Šmída, who has been spelunking for 20 years, says that there are only a few other caves as spacious as this one, in Papua-New Guinea, for example, or Slovenia. But what makes Cueva Charles Brewer so special is that it developed in sandstone with a high quartz content, which was considered dissoluble for a long time.
In addition, the specific climate and absolute darkness in the cave gave birth to unique bacterial clusters, similar in shape and colour to mushrooms, but as hard as stone.
"Experts from all around the world were surprised by this discovery. Some had a hard time believing that the cave could develop to such dimensions. Moreover, the cave might be one of the oldest in the world as the rocks of its walls were formed when Africa was still connected to South America in the ancient continent of Pangaea some 1.8 billion years ago," Šmída said.
This year's February filming mission followed last year's expedition, during which a seven-member team made the first explorations into the cave. Its galleries are hidden amongst numerous cracks and chasms up to 100 metres deep. To move around there is extremely difficult and dangerous and any false step can end in a fatal fall.
Getting into the cave is the most difficult step of all. The flat-topped mountain's vertical walls stretch up to one kilometre high and are surrounded by the thick, virtually impenetrable Orinoco rain forest.
"To get there you either have to use a helicopter or spend hours cutting through the jungle with a machete," said Šmída, whose team opted for the helicopter. "It is enough of a risk even for a skilled and extremely experienced pilot. We 'landed' almost inside the cave's entrance, a few metres from its walls. It was impossible to switch off the rotors and we had to jump off and throw out the equipment while still practically flying," Šmída said.
To film in such extreme conditions, Barabáš used the latest HDV technology. The high definition technique made it possible for him to film undreamed of niches in the mountain and gain unique footage. Viewers may get to see them on screen by the end of 2005. A DVD of the film will come out in 2006.
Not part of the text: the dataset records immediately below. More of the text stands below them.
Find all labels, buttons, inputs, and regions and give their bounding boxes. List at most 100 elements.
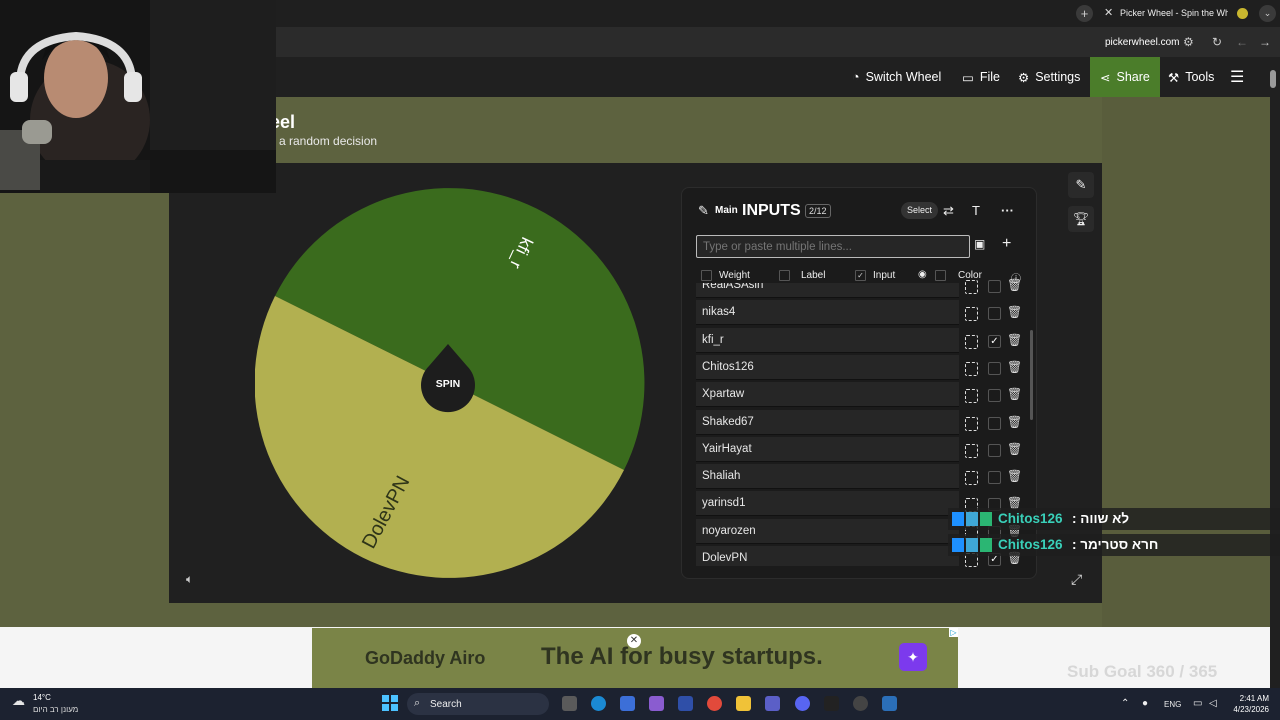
tray-overflow-icon[interactable]: ⌃ xyxy=(1121,698,1129,709)
row-checkbox[interactable] xyxy=(988,471,1001,485)
ad-close-icon[interactable]: ✕ xyxy=(627,634,641,648)
reload-icon[interactable]: ↻ xyxy=(1212,35,1222,49)
obs-icon[interactable] xyxy=(853,696,868,711)
hamburger-menu-icon[interactable]: ☰ xyxy=(1230,57,1244,97)
windows-start-icon[interactable] xyxy=(382,695,398,711)
column-label: Label xyxy=(801,270,826,281)
site-settings-icon[interactable]: ⚙ xyxy=(1183,35,1194,49)
list-item[interactable]: nikas4 xyxy=(696,300,959,326)
list-item[interactable]: yarinsd1 xyxy=(696,491,959,517)
row-checkbox[interactable] xyxy=(988,443,1001,457)
ad-info-icon[interactable]: ▷ xyxy=(949,628,958,637)
volume-icon[interactable]: ◁ xyxy=(1209,698,1217,709)
trophy-icon[interactable]: 🏆︎ xyxy=(1068,206,1094,232)
tab-title[interactable]: Picker Wheel - Spin the Wheel xyxy=(1120,8,1228,18)
image-upload-icon[interactable]: ▣ xyxy=(974,237,985,251)
microphone-icon[interactable]: ● xyxy=(1142,698,1148,709)
label-toggle-checkbox[interactable] xyxy=(779,270,790,281)
new-entry-input[interactable] xyxy=(696,235,970,258)
sound-icon[interactable]: 🔈︎ xyxy=(186,572,193,587)
select-button[interactable]: Select xyxy=(901,202,939,219)
shuffle-icon[interactable]: ⇄ xyxy=(943,203,954,219)
page-scrollbar[interactable] xyxy=(1270,70,1276,88)
list-item[interactable]: Chitos126 xyxy=(696,354,959,380)
fullscreen-icon[interactable]: ⤢ xyxy=(1071,571,1082,588)
forward-icon[interactable]: → xyxy=(1259,35,1271,49)
magic-wand-icon[interactable]: ✦ xyxy=(899,643,927,671)
trash-icon[interactable]: 🗑︎ xyxy=(1007,278,1022,292)
entries-list[interactable]: RealASAsin nikas4 kfi_r Chitos126 Xpartaw Sha… xyxy=(696,283,961,566)
list-item[interactable]: DolevPN xyxy=(696,546,959,566)
text-size-icon[interactable]: T xyxy=(972,203,980,218)
list-item[interactable]: RealASAsin xyxy=(696,283,959,298)
add-entry-button[interactable]: + xyxy=(1002,235,1011,253)
list-item[interactable]: noyarozen xyxy=(696,518,959,544)
ad-headline[interactable]: The AI for busy startups. xyxy=(541,643,823,671)
row-checkbox[interactable] xyxy=(988,416,1001,430)
trash-icon[interactable]: 🗑︎ xyxy=(1007,469,1022,483)
list-item[interactable]: YairHayat xyxy=(696,436,959,462)
copilot-icon[interactable] xyxy=(649,696,664,711)
weather-temperature[interactable]: 14°C xyxy=(33,693,51,702)
more-options-icon[interactable]: ··· xyxy=(1001,203,1014,218)
row-checkbox[interactable] xyxy=(988,280,1001,293)
tools-button[interactable]: ⚒ Tools xyxy=(1168,57,1214,97)
tab-close-icon[interactable]: ✕ xyxy=(1104,6,1113,19)
ad-logo[interactable]: GoDaddy Airo xyxy=(365,648,485,669)
discord-icon[interactable] xyxy=(795,696,810,711)
switch-wheel-button[interactable]: ◔ Switch Wheel xyxy=(852,57,941,97)
list-item[interactable]: Shaliah xyxy=(696,464,959,490)
language-indicator[interactable]: ENG xyxy=(1164,700,1181,709)
weather-cloud-icon[interactable]: ☁ xyxy=(12,693,25,709)
row-checkbox[interactable] xyxy=(988,307,1001,321)
new-tab-button[interactable]: + xyxy=(1076,5,1093,22)
eye-icon[interactable]: ◉ xyxy=(918,269,927,280)
store-icon[interactable] xyxy=(620,696,635,711)
trash-icon[interactable]: 🗑︎ xyxy=(1007,305,1022,319)
app-icon[interactable] xyxy=(882,696,897,711)
trash-icon[interactable]: 🗑︎ xyxy=(1007,387,1022,401)
edge-browser-icon[interactable] xyxy=(591,696,606,711)
file-explorer-icon[interactable] xyxy=(736,696,751,711)
teams-icon[interactable] xyxy=(765,696,780,711)
task-view-icon[interactable] xyxy=(562,696,577,711)
trash-icon[interactable]: 🗑︎ xyxy=(1007,415,1022,429)
row-checkbox[interactable]: ✓ xyxy=(988,334,1001,348)
edit-wheel-icon[interactable]: ✎ xyxy=(698,203,709,219)
file-button[interactable]: ▭ File xyxy=(962,57,1000,97)
trash-icon[interactable]: 🗑︎ xyxy=(1007,333,1022,347)
weight-toggle-checkbox[interactable] xyxy=(701,270,712,281)
duplicate-icon[interactable] xyxy=(965,443,978,458)
duplicate-icon[interactable] xyxy=(965,307,978,322)
duplicate-icon[interactable] xyxy=(965,334,978,349)
network-icon[interactable]: ▭ xyxy=(1193,698,1202,709)
share-button[interactable]: ⋖ Share xyxy=(1090,57,1160,97)
trash-icon[interactable]: 🗑︎ xyxy=(1007,360,1022,374)
app-icon[interactable] xyxy=(824,696,839,711)
list-item[interactable]: Shaked67 xyxy=(696,409,959,435)
list-item[interactable]: kfi_r xyxy=(696,327,959,353)
app-icon[interactable] xyxy=(678,696,693,711)
duplicate-icon[interactable] xyxy=(965,389,978,404)
chrome-icon[interactable] xyxy=(707,696,722,711)
row-checkbox[interactable] xyxy=(988,389,1001,403)
chevron-down-icon[interactable]: ⌄ xyxy=(1259,5,1276,22)
customize-icon[interactable]: ✎ xyxy=(1068,172,1094,198)
trash-icon[interactable]: 🗑︎ xyxy=(1007,442,1022,456)
entries-scrollbar[interactable] xyxy=(1030,330,1033,420)
clock-time[interactable]: 2:41 AM xyxy=(1231,694,1269,703)
spin-label[interactable]: SPIN xyxy=(430,378,466,390)
url-text[interactable]: pickerwheel.com xyxy=(1105,37,1179,48)
duplicate-icon[interactable] xyxy=(965,280,978,294)
clock-date[interactable]: 4/23/2026 xyxy=(1224,705,1269,714)
back-icon[interactable]: ← xyxy=(1236,35,1248,49)
input-toggle-checkbox[interactable]: ✓ xyxy=(855,270,866,281)
duplicate-icon[interactable] xyxy=(965,416,978,431)
taskbar-search[interactable] xyxy=(407,693,549,715)
list-item[interactable]: Xpartaw xyxy=(696,382,959,408)
duplicate-icon[interactable] xyxy=(965,361,978,376)
duplicate-icon[interactable] xyxy=(965,471,978,486)
settings-button[interactable]: ⚙ Settings xyxy=(1018,57,1080,97)
row-checkbox[interactable] xyxy=(988,361,1001,375)
color-toggle-checkbox[interactable] xyxy=(935,270,946,281)
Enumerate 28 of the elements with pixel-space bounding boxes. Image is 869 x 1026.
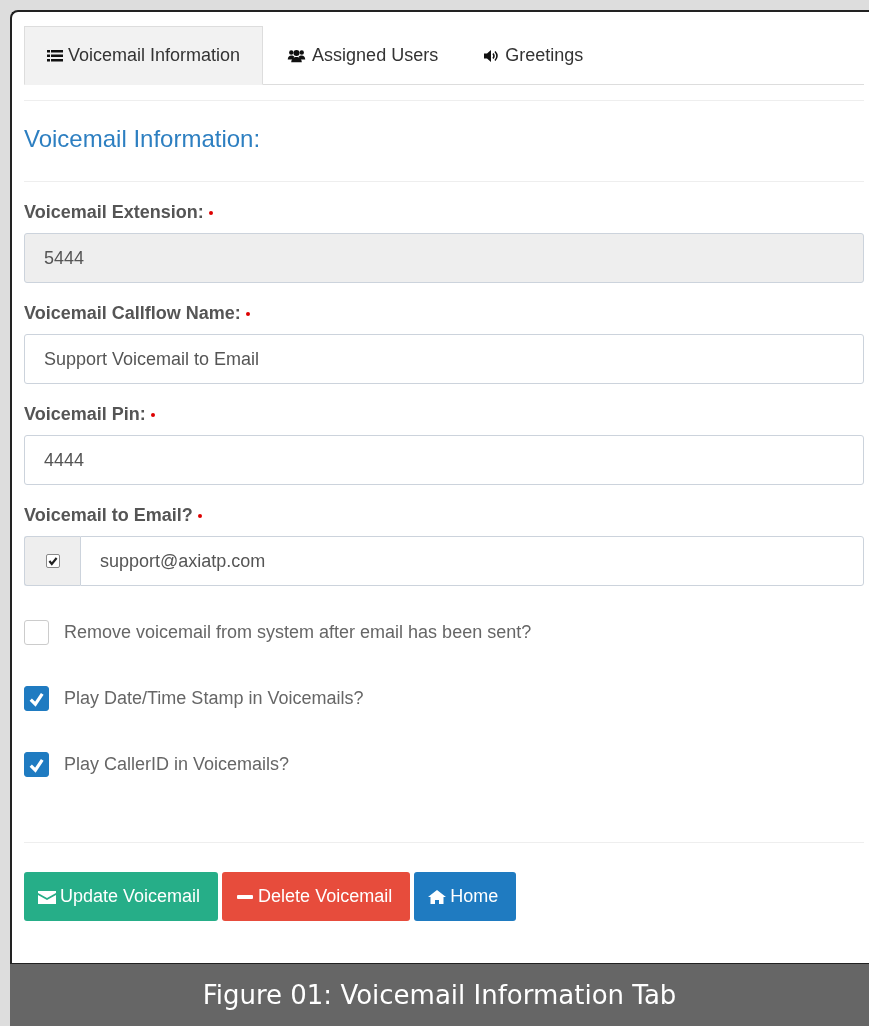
- field-label: Voicemail to Email?: [24, 505, 193, 526]
- input-field[interactable]: 4444: [24, 435, 864, 485]
- checkbox[interactable]: [24, 619, 49, 645]
- checkbox-label: Play Date/Time Stamp in Voicemails?: [64, 687, 364, 709]
- home-icon: [428, 889, 447, 904]
- input-field[interactable]: support@axiatp.com: [80, 536, 864, 586]
- envelope-icon: [38, 889, 56, 904]
- figure-caption: Figure 01: Voicemail Information Tab: [10, 964, 869, 1026]
- tab[interactable]: Greetings: [461, 26, 607, 85]
- field-label: Voicemail Callflow Name:: [24, 303, 241, 324]
- tab[interactable]: Voicemail Information: [24, 26, 264, 85]
- input-field[interactable]: Support Voicemail to Email: [24, 334, 864, 384]
- users-icon: [286, 48, 308, 63]
- delete-button[interactable]: Delete Voicemail: [222, 872, 411, 921]
- tab[interactable]: Assigned Users: [263, 26, 462, 85]
- speaker-icon: [484, 48, 501, 63]
- input-field[interactable]: 5444: [24, 233, 864, 283]
- field-label: Voicemail Extension:: [24, 202, 204, 223]
- list-icon: [47, 48, 63, 63]
- field-label: Voicemail Pin:: [24, 404, 146, 425]
- checkbox-label: Play CallerID in Voicemails?: [64, 753, 290, 775]
- checkbox[interactable]: [45, 554, 60, 568]
- check-icon: [46, 555, 59, 567]
- section-heading: Voicemail Information:: [24, 125, 262, 153]
- home-button[interactable]: Home: [414, 872, 517, 921]
- checkbox[interactable]: [24, 685, 49, 711]
- checkbox[interactable]: [24, 751, 49, 777]
- checkbox-label: Remove voicemail from system after email has been sent?: [64, 621, 532, 643]
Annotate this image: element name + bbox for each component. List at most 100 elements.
"Filming in a cave is a great challenge. It's dark and moist down there and everything is difficult to access," Barabáš said.
"When Braňo talked me into the expedition, he claimed that crossing through a cave is just like a pleasant walk. My training and preparation included night tours, so I could get psychically fit for the dark.
"But what we did there, was not only crossing the cave, but also seeking out new entryways and cave areas in the unimaginably shattered surface of the Chimanta-tepui. I had to get used to caving techniques, all new to me, and learn to climb up 60 metres with a rucksack in the complete dark. Also just crossing the flat-topped mountain itself was very demanding. We didn't have a clue whether we would ever manage to cross the massif split up by 100-metre crevasses or not," said Barabáš.
Will he ever return there?
"No. But I said the same when I did my last documentary, Amazonia Vertical, which was filmed on the neighbouring Auyan Tepui."